2.        Islam Jama‘ah. Berkaitan dengan masalah ini Dewan Pimpinan MUI pada amar Memperhatikan poin 1 menyatakan bahwa faham Islam Jama’ah mulai ada di Indonesia sekitar tahun 70-an. Karena ajarannya sesat dan menyesatkan serta menimbulkan keresahan di masyarakat, faham ini dilarang oleh pemerintah pada tahun 1971. Larangan pemerintah tersebut tidak diacuhkan. Mereka terus beroperasi dengan berbagai nama yang terus berubah hingga memuncak pada sekitar 1977-1978. Kemudian, Dewan Pimpinan Majelis Ulama Indonesia Memutuskan dan Menyatakan: 1. Bahwa ajaran Islam Jama’ah, Darul Hadits (atau apapun nama yang dipakainya) adalah ajaran yang sangat bertentangan dengan ajaran Islam yang sebenarnya dan penyiarannya itu memancing-memancing timbulnya keresahan yang akan mengganggu kestabilan Negara. 2. Menyerukan agar umat Islam berusaha mengindahkan saudara-saudara kita yang tersesat itu untuk kembali kepada ajaran agama Islam yang murni dengan dasar niat dan keinginan menyelamatkan sesama hamba Allah yang telah memilih Islam sebagai agamanya dari kemurkaan Allah SWT.[18]
3.        Ahmadiyah Qadiyan. Berkaitan dengan persoalan ini MUI dalam Musyawarah Nasional II pada Tahun 1980 yang diselenggarakan di Jakarta memfatwakan bahwa Ahmadiyah adalah jama’ah di luar Islam, sesat dan menyesatkan.[19]
4.        Pendangkalan Agama dan Penyalahgunaan Dalil. Dalam hal ini MUI memutuskan dan memfatwakan bahwa setiap usaha pendangkalan agama dan penyalahgunaan dalil-dalil adalah merusak kemurnian dan kemantapan hidup beragama. Oleh karena itu, MUI bertekad menanganinya secara serius dan terus menerus.[20]
5.        Perkawinan Campuran. Terhadap persoalan ini MUI di dalam Musyawarah Nasional II pada Tahun 1980 di Jakarta memutuskan dan menfatwakan bahwa 1. Perkawinan wanita muslimah dengan laki-laki non muslim adalah haram hukumnya. 2. Seorang laki-laki muslim diharamkan mengawini wanita bukan muslim. Tentang perkawinan antara laki-laki muslim dengan wanita Ahlu Kitab terdapat perbedaan pendapat. Setelah mempertimbangkan bahwa mafsadahnya lebih besar daripada maslahatnya, MUI menfatwakan perkawinan tersebut hukumnya haram.[21]

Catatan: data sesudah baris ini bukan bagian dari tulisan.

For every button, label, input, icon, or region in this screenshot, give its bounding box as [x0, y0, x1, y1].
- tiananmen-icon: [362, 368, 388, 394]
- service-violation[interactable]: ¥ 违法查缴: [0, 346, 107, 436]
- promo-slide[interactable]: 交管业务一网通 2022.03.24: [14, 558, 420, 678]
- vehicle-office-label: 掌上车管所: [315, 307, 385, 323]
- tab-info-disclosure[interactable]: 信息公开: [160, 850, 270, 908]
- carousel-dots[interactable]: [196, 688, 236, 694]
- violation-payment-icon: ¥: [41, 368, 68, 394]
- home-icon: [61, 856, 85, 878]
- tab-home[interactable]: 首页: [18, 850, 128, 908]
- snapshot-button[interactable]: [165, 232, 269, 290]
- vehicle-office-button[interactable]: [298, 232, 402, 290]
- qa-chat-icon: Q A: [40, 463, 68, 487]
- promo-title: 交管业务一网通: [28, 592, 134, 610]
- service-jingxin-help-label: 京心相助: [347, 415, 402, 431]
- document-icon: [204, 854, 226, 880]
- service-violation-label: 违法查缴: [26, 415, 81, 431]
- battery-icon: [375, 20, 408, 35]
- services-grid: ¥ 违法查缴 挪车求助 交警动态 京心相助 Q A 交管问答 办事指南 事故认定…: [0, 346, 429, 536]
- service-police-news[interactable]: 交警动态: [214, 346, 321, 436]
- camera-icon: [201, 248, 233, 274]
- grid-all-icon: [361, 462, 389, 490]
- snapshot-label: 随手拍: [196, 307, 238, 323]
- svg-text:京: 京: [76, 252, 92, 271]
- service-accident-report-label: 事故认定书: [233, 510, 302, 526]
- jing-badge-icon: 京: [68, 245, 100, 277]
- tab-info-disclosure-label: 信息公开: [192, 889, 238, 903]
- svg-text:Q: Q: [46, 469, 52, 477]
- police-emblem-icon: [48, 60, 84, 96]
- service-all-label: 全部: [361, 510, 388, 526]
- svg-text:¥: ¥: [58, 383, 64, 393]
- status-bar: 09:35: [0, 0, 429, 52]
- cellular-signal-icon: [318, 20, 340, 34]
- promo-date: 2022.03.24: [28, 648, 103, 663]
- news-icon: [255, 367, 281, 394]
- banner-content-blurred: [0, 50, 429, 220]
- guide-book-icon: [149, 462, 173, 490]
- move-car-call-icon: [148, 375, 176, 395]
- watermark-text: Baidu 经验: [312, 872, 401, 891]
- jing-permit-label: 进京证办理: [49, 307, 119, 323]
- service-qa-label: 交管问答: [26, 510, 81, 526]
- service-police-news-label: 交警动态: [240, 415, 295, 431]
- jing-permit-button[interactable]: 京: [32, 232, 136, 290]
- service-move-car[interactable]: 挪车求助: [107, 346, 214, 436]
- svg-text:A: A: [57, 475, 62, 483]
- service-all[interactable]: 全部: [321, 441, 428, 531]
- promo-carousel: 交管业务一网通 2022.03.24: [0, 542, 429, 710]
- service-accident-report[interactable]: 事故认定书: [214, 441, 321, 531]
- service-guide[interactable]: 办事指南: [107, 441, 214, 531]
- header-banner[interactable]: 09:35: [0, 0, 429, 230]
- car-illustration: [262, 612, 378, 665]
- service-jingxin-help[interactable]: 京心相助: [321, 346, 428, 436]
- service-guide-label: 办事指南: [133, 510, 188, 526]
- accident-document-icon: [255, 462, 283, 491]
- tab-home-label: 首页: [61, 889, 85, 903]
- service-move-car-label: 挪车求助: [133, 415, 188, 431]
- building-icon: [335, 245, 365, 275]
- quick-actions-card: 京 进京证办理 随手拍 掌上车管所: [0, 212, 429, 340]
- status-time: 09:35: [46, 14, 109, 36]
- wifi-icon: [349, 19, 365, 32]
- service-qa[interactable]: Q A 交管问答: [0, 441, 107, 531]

6.        Faham Syiah. Mengenai Faham Syiah ini MUI dalam Rapat Kerja Nasional Tahun 1984 hanya merekomendasikan adanya perbedaan-perbedaan pokok antara faham Syi’ah dan mazhab Sunni (Ahlus Sunnah wal Jama’ah) yang dianut oleh Umat Islam Indonesia, terutama mengenai perbedaan tentang “Imamah” (pemerintahan), sehingga MUI menghimbau kepada umat Islam Indonesia yang berpaham Sunni agar meningkatkan kewaspadaan terhadap kemungkinan masuknya faham yang didasarkan atas ajaran Syi’ah.[22] Dalam Fatwa ini tampak tidak adanya pernyataan penyesatan atau pengkafiran terhadap Faham Syi’ah.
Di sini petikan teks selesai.